399 lines (319 loc) · 11.7 KB

CBOR DNS Stream Format version 1 (CDSv1)

This is an experimental format for representing DNS information in CBOR with the goals to:

  • Be able to stream the information
  • Support incomplete, broken and/or invalid DNS
  • Have close to no data quality and signature degradation
  • Support additional non-DNS meta data (such as ICMP/TCP attributes)

Overview

In CBOR you are expected to have one root element, most likely an array or map.
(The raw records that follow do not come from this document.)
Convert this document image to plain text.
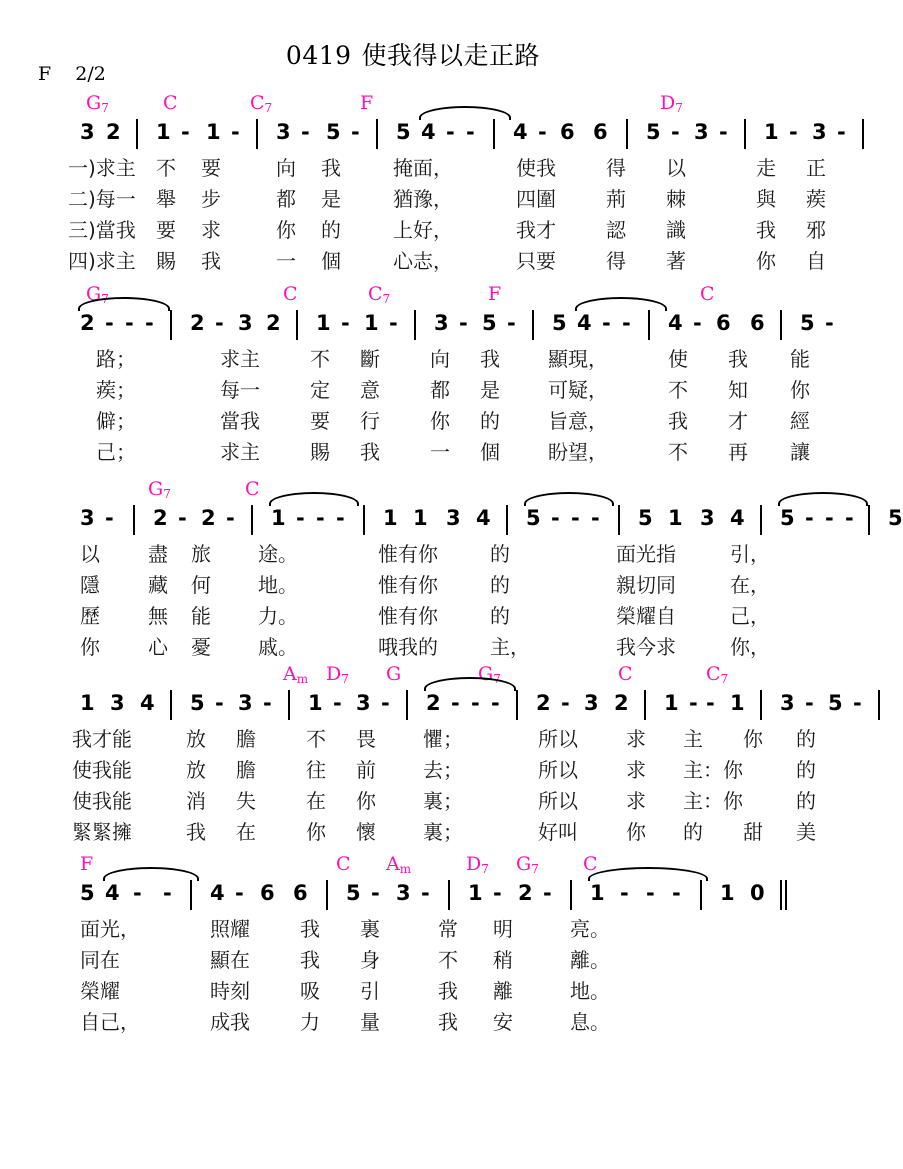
0419 使我得以走正路
F 2/2
$G_7$	C	$C_7$	F	$D_7$
3 2 1 - 1 - 3 - 5 - 5 4 - - 4 - 6 6 5 - 3 - 1 - 3 -
一)求主 不 要	向 我	掩面，	使我	得 以	走 正
二)每一 舉 步	都 是	猶豫，	四圍	荊 棘	與 蒺
三)當我 要 求	你 的	上好，	我才	認 識	我 邪
四)求主 賜 我	一 個	心志，	只要	得 著	你 自
$G_7$	C	$C_7$	F	C
2 - - - 2 - 3 2 1 - 1 - 3 - 5 - 5 4 - - 4 - 6 6 5 -
路；	求主	不 斷	向 我 顯現，	使 我 能
蒺；	每一	定 意	都 是 可疑，	不 知 你
僻；	當我	要 行	你 的 旨意，	我 才 經
己；	求主	賜 我	一 個 盼望，	不 再 讓
$G_7$	C
3 - 2 - 2 - 1 - - - 1 1 3 4 5 - - - 5 1 3 4 5 - - - 5
以 盡 旅 途。	惟有你	的	面光指	引，
隱 藏 何 地。	惟有你	的	親切同	在，
歷 無 能 力。	惟有你	的	榮耀自	己，
你 心 憂 戚。	哦我的	主，	我今求	你，
$A_m$ $D_7$ G	$G_7$	C	$C_7$
1 3 4 5 - 3 - 1 - 3 - 2 - - - 2 - 3 2 1 - - 1 3 - 5 -
我才能	放 膽	不 畏 懼；	所以 求 主 你 的
使我能	放 膽	往 前 去；	所以 求 主：你	的
使我能	消 失	在 你 裏；	所以 求 主：你	的
緊緊擁	我 在	你 懷 裏；	好叫 你 的 甜 美
F	C $A_m$	$D_7$ $G_7$ C
5 4 - - 4 - 6 6 5 - 3 - 1 - 2 - 1 - - - 1 0
面光，	照耀	我 裏	常 明	亮。
同在	顯在	我 身	不 稍	離。
榮耀	時刻	吸 引	我 離	地。
自己，	成我	力 量	我 安	息。
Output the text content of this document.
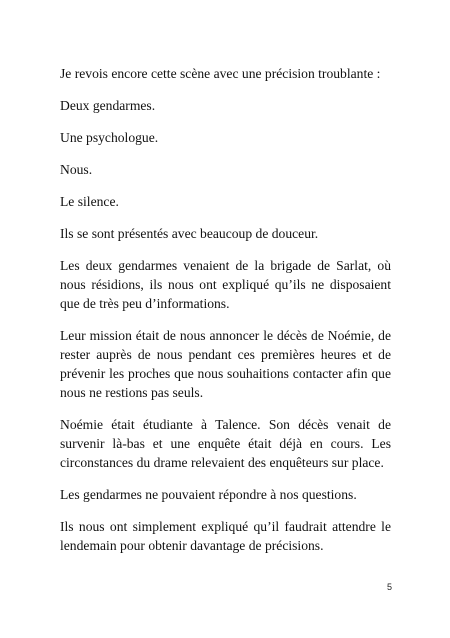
Je revois encore cette scène avec une précision troublante :

Deux gendarmes.

Une psychologue.

Nous.

Le silence.

Ils se sont présentés avec beaucoup de douceur.

Les deux gendarmes venaient de la brigade de Sarlat, où nous résidions, ils nous ont expliqué qu’ils ne disposaient que de très peu d’informations.

Leur mission était de nous annoncer le décès de Noémie, de rester auprès de nous pendant ces premières heures et de prévenir les proches que nous souhaitions contacter afin que nous ne restions pas seuls.

Noémie était étudiante à Talence. Son décès venait de survenir là-bas et une enquête était déjà en cours. Les circonstances du drame relevaient des enquêteurs sur place.

Les gendarmes ne pouvaient répondre à nos questions.

Ils nous ont simplement expliqué qu’il faudrait attendre le lendemain pour obtenir davantage de précisions.

5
This format does not have a root element, instead you are expected to read one CBOR array element at a time as a stream of CBOR elements with the first array element being the stream initiator object.

[stream_init]
[message]
...
[message]

Here are some number on the compression rate compared to PCAP:

Uncompressed PCAP CDS Factor
client 458373 133640 0,2915
zonalizer 51769844 9450475 0,1825
large ditl 1003931674 298167709 0,2970
small ditl 1651252 603314 0,3653
Gzipped PCAP CDS Factor F/Uncompressed
client 108136 45944 0,4248 0,1002
zonalizer 12468329 2485620 0,1993 0,0480
large ditl 327227203 117569598 0,3592 0,1171
small ditl 539323 253402 0,4698 0,1534
Xzipped PCAP CDS Factor F/Uncompressed
client 76248 36308 0,4761 0,0792
zonalizer 7894356 1695920 0,2148 0,0327
large ditl 267031412 86747604 0,3248 0,0864
small ditl 442260 206596 0,4671 0,1251
  • client is a couple of hours of DNS from my workstation
  • zonalizer is half a day from Zonalizer which continuously tests gTLDs
  • large ditl, small ditl are capture from DITL

Types

  • int: A CBOR integer (major type 0x00)
  • uint: A CBOR integer (value >= 0, major type 0x00)
  • nint: A CBOR negative integer (value < 0, major type 0x00), this type has special meaning see Negative Integers
  • simple: A CBOR simple value (major type 0xe0)
  • bytes: A CBOR byte string (major type 0x40)
  • string: A CBOR UTF-8 string (major type 0x60)
  • any: Any CBOR value
  • bool: A CBOR boolean
  • rindex: A CBOR negative integer that is a reverse index, see Deduplication

Special Keywords

  • union: Can be used to merge the given array or map into the current object
  • optional: The attribute or object reference is optional

Negative Integers

CBOR encodes negative numbers in a special way and this format uses that for none negative number to tell them apart.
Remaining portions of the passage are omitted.